The agreement is part of a broader push by oil majors to profit from the surging electricity demand of AI data centers. Exxon Mobil is Chevron’s closest rival in this space. For Chevron, the deal offers the potential for more stable, long-term revenue streams that are less tied to volatile oil prices. However, the market is currently only pricing the plan, not any actual earnings from it.

Risks and Near-Term Outlook

Chevron’s stock currently trades as two distinct stories. Daily moves are still driven by oil prices, as Friday’s decline demonstrated. The data center deal provides bulls with a growth narrative when oil is volatile and investors seek more predictable cash flows. But the risks are significant: if crude continues to fall due to supply normalization and weak demand, the AI power play may not offset the drag from weaker oil revenues. Additionally, if Project Kilby faces delays, cost overruns, or returns that fall short of targets, the deal could be seen as a long-term option rather than a near-term value driver.

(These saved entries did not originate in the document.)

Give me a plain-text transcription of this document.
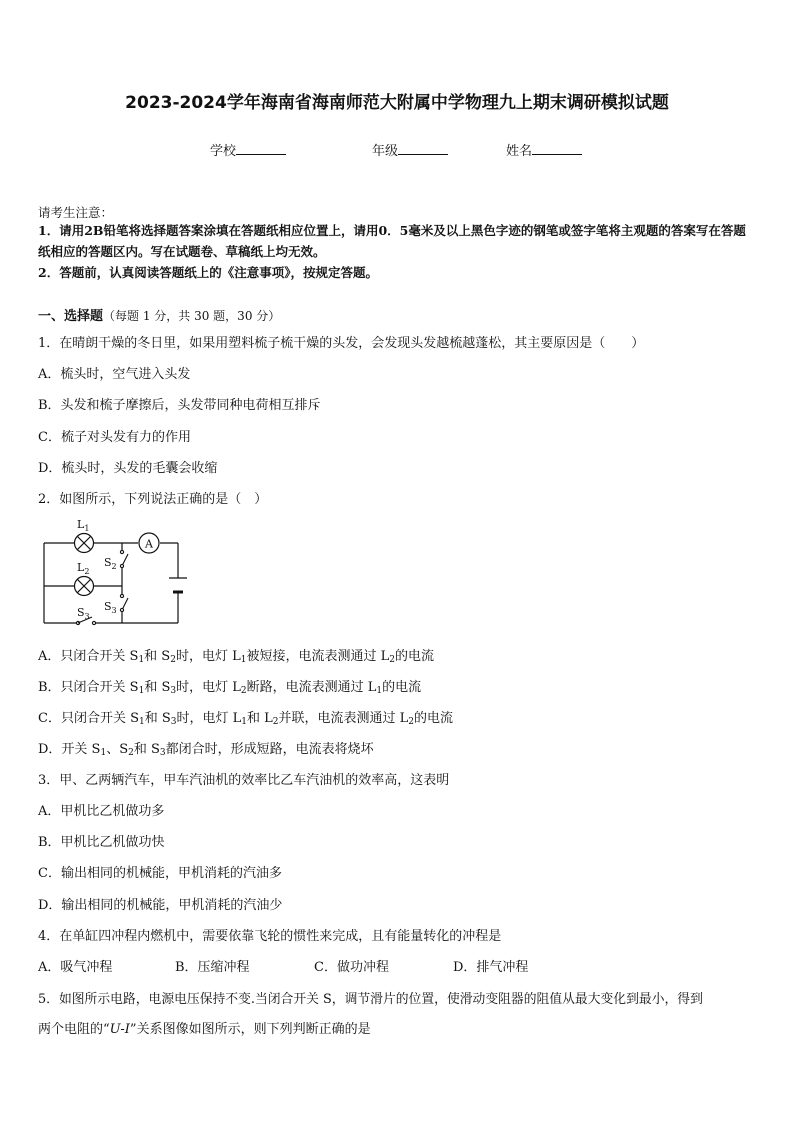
2023-2024学年海南省海南师范大附属中学物理九上期末调研模拟试题
学校	年级	姓名
请考生注意：
1．请用2B铅笔将选择题答案涂填在答题纸相应位置上，请用0．5毫米及以上黑色字迹的钢笔或签字笔将主观题的答案写在答题纸相应的答题区内。写在试题卷、草稿纸上均无效。
2．答题前，认真阅读答题纸上的《注意事项》，按规定答题。
一、选择题（每题 1 分，共 30 题，30 分）
1．在晴朗干燥的冬日里，如果用塑料梳子梳干燥的头发，会发现头发越梳越蓬松，其主要原因是（　　）
A．梳头时，空气进入头发
B．头发和梳子摩擦后，头发带同种电荷相互排斥
C．梳子对头发有力的作用
D．梳头时，头发的毛囊会收缩
2．如图所示，下列说法正确的是（　）
A
$L_1$
$L_2$
$S_2$
$S_3$
$S_3$
A．只闭合开关 $S_1$和 $S_2$时，电灯 $L_1$被短接，电流表测通过 $L_2$的电流
B．只闭合开关 $S_1$和 $S_3$时，电灯 $L_2$断路，电流表测通过 $L_1$的电流
C．只闭合开关 $S_1$和 $S_3$时，电灯 $L_1$和 $L_2$并联，电流表测通过 $L_2$的电流
D．开关 $S_1$、$S_2$和 $S_3$都闭合时，形成短路，电流表将烧坏
3．甲、乙两辆汽车，甲车汽油机的效率比乙车汽油机的效率高，这表明
A．甲机比乙机做功多
B．甲机比乙机做功快
C．输出相同的机械能，甲机消耗的汽油多
D．输出相同的机械能，甲机消耗的汽油少
4．在单缸四冲程内燃机中，需要依靠飞轮的惯性来完成，且有能量转化的冲程是
A．吸气冲程	B．压缩冲程	C．做功冲程	D．排气冲程
5．如图所示电路，电源电压保持不变.当闭合开关 S，调节滑片的位置，使滑动变阻器的阻值从最大变化到最小，得到
两个电阻的“U-I”关系图像如图所示，则下列判断正确的是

This week, trading will be shortened as the New York Stock Exchange closes on July 3 for the Independence Day holiday. Investors have only four full sessions to digest the oil selloff, the Microsoft pact, and any new demand signals. Chevron will be watching crude prices closely, as stabilization in oil is critical for near-term share performance. Management must also demonstrate discipline in executing its power market strategy; otherwise, the stock may continue to behave like a classic oil name facing a supply reset, rather than evolving into a fresh AI infrastructure play.

This article is for informational purposes only and does not constitute financial advice or a recommendation to buy or sell any security. Market data may be delayed. Always conduct your own research and consult a licensed financial advisor before making investment decisions.